Aral Sea time lapse 1989 2014, for article on Aral Sea afforestation

Uzbekistan plants millions of acres of forest where the Aral Sea once lay

Aral Sea afforestation has covered 1.7 million hectares of dried lakebed with saxaul trees and other desert-tolerant plants over the past five years, transforming what was once the world’s fourth-largest lake into a slowly recovering landscape. The work is led on the ground by Karakalpak communities, where women gather seeds each autumn and men join planting crews through the winter. A single mature saxaul shrub can hold back several tons of moving sand, shielding nearby towns from the toxic dust storms that have driven respiratory illness for decades. It’s an imperfect, weather-dependent effort — but a hopeful model for how nature-based restoration can heal landscapes that seemed beyond saving.

African girl sleeping on mother's shoulder, for article on global child mortality

‘Historic milestone’ as global child mortality hits record low of 4.9 million in 2022

Child deaths worldwide have fallen to 4.9 million in 2022 — the lowest number ever recorded, and roughly half the toll of the year 2000. Behind that drop is decades of unglamorous, working-everyday care: vaccines, bed nets, oral rehydration, skilled midwives, and community health workers showing up in their own neighborhoods. Rwanda offers a remarkable glimpse of what’s possible, having cut its under-five mortality rate by more than 80% since the aftermath of the 1994 genocide through community-based insurance and a serious investment in primary care. The number is still far too high, and newborns and children in conflict zones remain especially vulnerable. But the trend is one of humanity’s quiet, steady triumphs — proof that coordinated care, sustained over decades, saves millions of lives.
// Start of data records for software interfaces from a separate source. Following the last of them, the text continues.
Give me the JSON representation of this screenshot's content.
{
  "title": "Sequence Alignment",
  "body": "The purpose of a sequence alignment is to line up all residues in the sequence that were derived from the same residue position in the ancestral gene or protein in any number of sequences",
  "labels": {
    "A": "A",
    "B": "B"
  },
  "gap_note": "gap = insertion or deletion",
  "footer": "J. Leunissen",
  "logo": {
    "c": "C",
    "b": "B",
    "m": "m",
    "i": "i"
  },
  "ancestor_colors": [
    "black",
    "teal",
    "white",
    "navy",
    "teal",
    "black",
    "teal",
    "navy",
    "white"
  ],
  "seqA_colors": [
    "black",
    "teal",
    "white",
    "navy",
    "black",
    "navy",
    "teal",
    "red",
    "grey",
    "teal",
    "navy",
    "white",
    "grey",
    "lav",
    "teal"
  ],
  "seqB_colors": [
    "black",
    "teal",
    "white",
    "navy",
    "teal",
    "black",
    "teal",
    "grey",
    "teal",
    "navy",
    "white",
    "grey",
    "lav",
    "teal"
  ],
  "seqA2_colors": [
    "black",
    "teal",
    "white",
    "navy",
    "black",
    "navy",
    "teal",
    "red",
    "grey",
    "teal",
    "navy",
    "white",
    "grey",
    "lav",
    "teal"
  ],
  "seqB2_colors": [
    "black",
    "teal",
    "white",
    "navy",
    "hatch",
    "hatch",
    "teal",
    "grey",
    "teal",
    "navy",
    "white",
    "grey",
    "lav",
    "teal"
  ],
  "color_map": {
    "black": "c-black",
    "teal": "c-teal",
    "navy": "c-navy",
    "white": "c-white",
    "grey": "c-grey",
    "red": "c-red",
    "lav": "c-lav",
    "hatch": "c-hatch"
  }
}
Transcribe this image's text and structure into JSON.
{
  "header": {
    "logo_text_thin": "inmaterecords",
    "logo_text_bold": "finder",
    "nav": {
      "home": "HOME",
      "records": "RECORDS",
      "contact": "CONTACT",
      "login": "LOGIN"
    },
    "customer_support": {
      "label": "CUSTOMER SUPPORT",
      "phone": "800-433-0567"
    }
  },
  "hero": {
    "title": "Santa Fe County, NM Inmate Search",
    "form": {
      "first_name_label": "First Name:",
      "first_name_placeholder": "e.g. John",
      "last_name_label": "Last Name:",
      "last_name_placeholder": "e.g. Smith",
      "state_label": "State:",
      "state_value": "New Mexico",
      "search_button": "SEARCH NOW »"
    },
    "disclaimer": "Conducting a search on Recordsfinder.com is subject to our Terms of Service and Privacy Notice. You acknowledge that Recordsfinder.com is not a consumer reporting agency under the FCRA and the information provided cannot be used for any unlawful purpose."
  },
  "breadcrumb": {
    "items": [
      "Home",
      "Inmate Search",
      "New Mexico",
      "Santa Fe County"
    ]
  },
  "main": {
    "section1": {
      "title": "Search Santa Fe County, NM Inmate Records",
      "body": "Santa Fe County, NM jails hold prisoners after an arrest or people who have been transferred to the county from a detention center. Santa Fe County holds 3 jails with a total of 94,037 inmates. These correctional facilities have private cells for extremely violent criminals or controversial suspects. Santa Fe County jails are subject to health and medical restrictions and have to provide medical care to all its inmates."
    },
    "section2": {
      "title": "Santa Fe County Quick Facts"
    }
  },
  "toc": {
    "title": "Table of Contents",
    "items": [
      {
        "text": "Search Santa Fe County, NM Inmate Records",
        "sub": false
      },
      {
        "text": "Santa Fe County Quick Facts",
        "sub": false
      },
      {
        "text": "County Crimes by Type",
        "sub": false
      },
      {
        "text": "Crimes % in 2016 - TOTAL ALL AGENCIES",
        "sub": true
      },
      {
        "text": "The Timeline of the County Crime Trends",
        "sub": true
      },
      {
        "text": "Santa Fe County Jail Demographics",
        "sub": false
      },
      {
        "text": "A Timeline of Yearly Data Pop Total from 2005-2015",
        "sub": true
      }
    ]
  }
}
Wild Saiga antelopes in steppe near watering pond

Saiga no longer endangered with 1.9 million roaming Central Asian Steppe

The IUCN Red List status of this timeless talisman of the Central Asian steppes has been changed from Critically Endangered to Near Threatened. The dramatic downlisting reflects a remarkable rebound in saiga numbers, particularly its Kazakhstan stronghold, where populations have bounced back from a perilously low 48,000 individuals in 2005 to a new high of over 1.9 million.